Sugar beets could make some farmers a little more money while using a lot less water, but they’re hardly a solution to Egypt’s wide-ranging economic woes. Many Egyptians want an increase in government spending that they believe will help create more jobs, improve health care, and establish more educational opportunities. The government, however, is pursuing austerity measures that include the reduction of subsidies and a currency devaluation, both of which are likely to hurt the most vulnerable Egyptians.
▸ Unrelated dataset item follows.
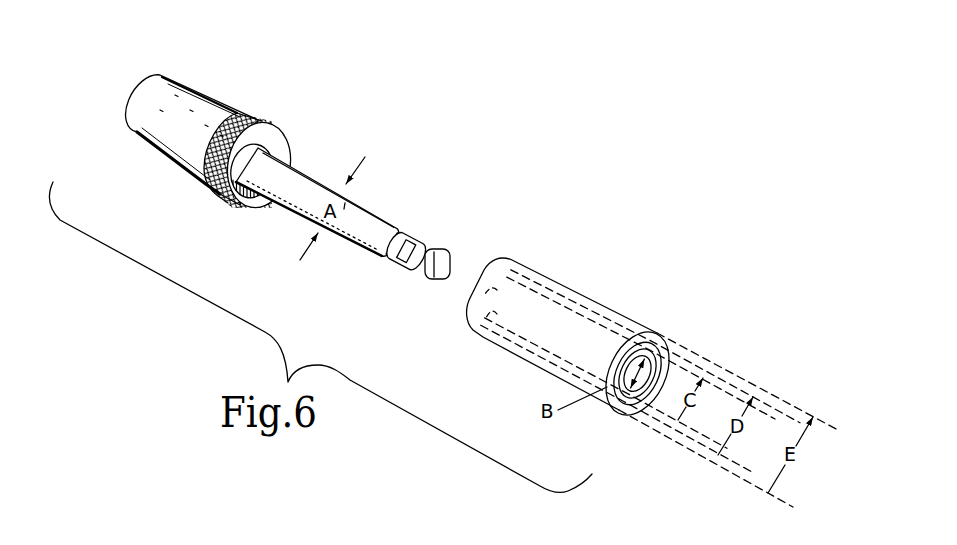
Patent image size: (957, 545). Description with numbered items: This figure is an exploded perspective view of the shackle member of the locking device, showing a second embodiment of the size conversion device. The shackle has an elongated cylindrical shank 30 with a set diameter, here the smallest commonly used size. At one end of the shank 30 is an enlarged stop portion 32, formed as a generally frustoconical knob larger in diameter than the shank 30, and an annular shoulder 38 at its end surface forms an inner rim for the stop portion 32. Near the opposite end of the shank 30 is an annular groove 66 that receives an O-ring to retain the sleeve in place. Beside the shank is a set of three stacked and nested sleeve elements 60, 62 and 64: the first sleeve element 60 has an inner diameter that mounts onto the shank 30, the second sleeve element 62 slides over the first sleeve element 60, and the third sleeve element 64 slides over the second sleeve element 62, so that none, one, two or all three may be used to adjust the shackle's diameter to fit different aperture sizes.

Earlier this month, the Egyptian pound was free-floated, meaning that its value is no longer pegged to the U.S. dollar and is instead determined by the free market. It was a necessary step in order to receive an International Monetary Fund bailout, and in the long-term, the free-float will boost the economy by making Egyptian exports cheaper and the country more affordable for tourists. But in the short-term, it will mean increased inflation and budget deficits — which will in turn cause a lot of economic pain.
As the head of the Egyptian Armed Forces, Sisi led a coup in 2013 that enflamed much of the country. Sisi became president the following year with an overwhelming majority but no shortage of controversy. Since then, he has jailed large numbers of youthful opponents to his government.
Sisi was elected on a platform of security, stability, and economic prosperity, but he has yet to deliver on any of those fronts. And despite his tough reputation and the country’s recent history of upheaval, the viral video about scoring sugar — along with several other satirical Facebook posts — demonstrate that Sisi will continue to face vocal opposition from young Egyptians. One probable reason? More than 30 percent of them are currently unemployed.
The sugar shortage alone won’t doom his government — but it will add to the bitter taste in the mouths of a growing number of Egyptians.